Ci sono luoghi in cui si vive la storia di Cava e storie che si vivono in particolari luoghi di questa città: campo sportivo e da lassù il grande occhio di Monte Finestra.

Ci sono attimi che cambiano la vita; a volte in modo definitivo, a volte no. Ti danno un’opportunità.

Da quei momenti frenetici allo stadio, l’attesa, le luci, i rumori e quell’elicottero che ci regala di nuovo una presenza. Da quel momento ci saranno tante parole, tante domande,tanti dubbi, tanto dolore, tanta paura, tanto di tutto. Ma c’è una certezza: c’è stato un miracolo. Un volo di 200 metri non ti lascia “solo” così.

In questi giorni ho ripensato spesso a quelle ore di solitudine, vissute lassù al buio, forse sveglio, perché tu sei arrivato cosciente qui da noi. La tua capacità di riconoscerci, di raccontare il tuo dolore me lo fa pensare. E quel tempo mi sembrava una sorta di buco nero nel quale non mi volevo addentrare, come se i sentimenti che lo riempivano fossero troppo forti da poter essere affrontati. O forse perché, per una forma di pudore, sapevo che erano cose troppo tue, troppo legate alla tua essenza per poter essere capite e condivise. O forse perché in realtà, non ti ho mai creduto solo. Forse hai avuto anche tu quell’anteprima dell’accoglienza che ci aspetta.

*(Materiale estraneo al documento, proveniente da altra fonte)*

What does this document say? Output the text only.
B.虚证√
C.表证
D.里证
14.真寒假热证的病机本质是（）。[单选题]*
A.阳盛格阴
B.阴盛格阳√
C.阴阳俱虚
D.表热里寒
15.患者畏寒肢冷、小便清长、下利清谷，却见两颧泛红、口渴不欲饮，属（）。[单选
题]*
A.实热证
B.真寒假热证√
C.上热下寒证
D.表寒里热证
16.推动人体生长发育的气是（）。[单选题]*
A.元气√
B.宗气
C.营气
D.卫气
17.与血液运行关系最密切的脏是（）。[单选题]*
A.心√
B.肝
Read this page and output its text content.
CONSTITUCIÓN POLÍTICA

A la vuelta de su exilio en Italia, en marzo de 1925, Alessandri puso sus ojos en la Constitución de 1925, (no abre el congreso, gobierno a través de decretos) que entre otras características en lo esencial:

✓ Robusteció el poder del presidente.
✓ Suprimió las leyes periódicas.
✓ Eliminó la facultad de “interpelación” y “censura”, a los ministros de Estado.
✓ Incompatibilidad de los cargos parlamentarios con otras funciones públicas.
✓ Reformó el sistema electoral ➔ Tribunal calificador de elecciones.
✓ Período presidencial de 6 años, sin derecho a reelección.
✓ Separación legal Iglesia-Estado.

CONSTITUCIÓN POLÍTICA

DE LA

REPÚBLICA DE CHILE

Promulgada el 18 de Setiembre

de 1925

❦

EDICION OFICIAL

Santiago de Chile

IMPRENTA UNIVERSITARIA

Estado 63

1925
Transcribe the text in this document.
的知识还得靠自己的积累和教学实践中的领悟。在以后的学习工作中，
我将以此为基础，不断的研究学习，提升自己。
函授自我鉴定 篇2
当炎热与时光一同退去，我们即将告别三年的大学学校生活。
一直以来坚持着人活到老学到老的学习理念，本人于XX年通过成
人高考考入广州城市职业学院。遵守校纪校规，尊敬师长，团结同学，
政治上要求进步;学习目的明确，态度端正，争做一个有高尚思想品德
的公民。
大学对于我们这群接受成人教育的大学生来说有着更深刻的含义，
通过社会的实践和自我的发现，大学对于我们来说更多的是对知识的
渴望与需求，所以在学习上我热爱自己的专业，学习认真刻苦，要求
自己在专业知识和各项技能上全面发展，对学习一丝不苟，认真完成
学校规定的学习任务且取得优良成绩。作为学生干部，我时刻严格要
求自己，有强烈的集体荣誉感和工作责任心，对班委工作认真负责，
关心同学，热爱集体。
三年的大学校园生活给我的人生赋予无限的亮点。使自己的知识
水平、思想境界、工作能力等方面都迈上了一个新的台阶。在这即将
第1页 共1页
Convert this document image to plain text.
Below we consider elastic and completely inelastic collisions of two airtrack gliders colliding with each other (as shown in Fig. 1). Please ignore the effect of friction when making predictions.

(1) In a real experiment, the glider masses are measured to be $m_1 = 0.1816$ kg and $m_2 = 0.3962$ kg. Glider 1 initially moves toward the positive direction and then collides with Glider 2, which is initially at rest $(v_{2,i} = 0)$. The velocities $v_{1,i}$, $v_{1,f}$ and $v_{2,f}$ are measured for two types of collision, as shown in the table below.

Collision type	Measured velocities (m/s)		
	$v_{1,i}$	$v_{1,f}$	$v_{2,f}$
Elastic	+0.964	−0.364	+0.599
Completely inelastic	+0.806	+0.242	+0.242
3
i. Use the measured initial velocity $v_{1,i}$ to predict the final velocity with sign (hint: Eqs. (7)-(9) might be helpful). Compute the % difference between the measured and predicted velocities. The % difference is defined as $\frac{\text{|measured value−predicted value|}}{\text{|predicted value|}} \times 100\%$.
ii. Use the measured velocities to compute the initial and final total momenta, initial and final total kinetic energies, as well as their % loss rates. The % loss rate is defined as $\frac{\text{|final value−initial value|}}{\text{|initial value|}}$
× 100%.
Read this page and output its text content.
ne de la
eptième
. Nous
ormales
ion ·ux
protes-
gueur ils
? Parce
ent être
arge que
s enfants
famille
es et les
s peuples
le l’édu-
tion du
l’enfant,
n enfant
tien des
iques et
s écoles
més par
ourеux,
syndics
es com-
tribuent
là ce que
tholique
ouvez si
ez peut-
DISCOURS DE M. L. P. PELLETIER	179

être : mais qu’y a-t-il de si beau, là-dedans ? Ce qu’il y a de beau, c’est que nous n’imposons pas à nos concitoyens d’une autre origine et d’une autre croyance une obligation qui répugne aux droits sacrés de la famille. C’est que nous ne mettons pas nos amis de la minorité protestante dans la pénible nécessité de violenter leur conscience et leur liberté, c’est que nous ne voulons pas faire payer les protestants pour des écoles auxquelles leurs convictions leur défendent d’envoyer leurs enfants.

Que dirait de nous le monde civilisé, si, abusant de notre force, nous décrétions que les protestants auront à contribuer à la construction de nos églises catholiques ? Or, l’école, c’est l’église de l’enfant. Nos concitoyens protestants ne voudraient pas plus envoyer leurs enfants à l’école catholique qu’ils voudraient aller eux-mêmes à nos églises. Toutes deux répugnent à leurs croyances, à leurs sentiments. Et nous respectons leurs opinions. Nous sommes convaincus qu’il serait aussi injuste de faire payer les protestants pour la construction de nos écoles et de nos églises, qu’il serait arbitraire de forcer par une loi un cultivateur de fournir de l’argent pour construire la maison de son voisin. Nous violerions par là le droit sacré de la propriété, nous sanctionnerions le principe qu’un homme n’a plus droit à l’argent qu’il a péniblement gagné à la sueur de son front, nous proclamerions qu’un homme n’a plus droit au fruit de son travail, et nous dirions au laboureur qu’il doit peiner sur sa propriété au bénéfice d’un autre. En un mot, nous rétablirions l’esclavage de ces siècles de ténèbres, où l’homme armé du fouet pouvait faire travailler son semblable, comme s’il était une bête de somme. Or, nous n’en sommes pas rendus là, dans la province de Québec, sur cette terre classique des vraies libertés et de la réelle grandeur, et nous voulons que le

La storia è stata raccontata in tanti modi. Da chi dice che ti sei buttato giù, a chi racconta che sei andato da solo, a chi giudica il gesto. Ma io ripenso a un’altra storia di pochi giorni fa che ha segnato altre vite: Lilly. Scrivevamo di come una mamma vorrebbe sempre essere al fianco di una figlia che ha bisogno di aiuto. E questo è quanto è successo, nel modo più naturale che esiste. Un figlio che avverte del pericolo un padre, e un padre che decide di correre ad aiutarlo. Né vittime, né colpevoli, né eroi. Solo persone normali che vivono con normalità e consapevolezza la loro vita e i loro affetti sinceri.

E il Signore ha guardato, ha capito, lo ha accompagnato e accudito fino a quando “uomini” non l’hanno ritrovato. E di nuovo ci ha dato una persona cara, un marito, un papà che spero davvero che non sia visto come un eroe.

Le storie a volte capitano agli altri e chi vive fuori da quell’emozione, non sempre riesce a conservare per molto tempo l’insegnamento che ci danno. Se ritorniamo a Lilly, in quanti abbiamo pensato che sarebbe stato mille volte meglio che chiamasse aiuto piuttosto che arrivare a quel gesto estremo che non ha concesso repliche? Ma di tutte questa gente in quanti oggi hanno voluto dire che è stato inutile telefonare e mettere in pericolo anche un’altra persona? Mettiamoci d’accordo. Non ci sono regole che decidiamo di applicare quando conosciamo il finale della storia. Ci sono atteggiamenti sinceri che si rispettano. Ci sono relazioni e affetti che hanno la priorità o non ce l’hanno.

Forse potremmo provare ad essere un po’ meno ipocriti, parlare un po’ di meno e vivere con maggiore coerenza.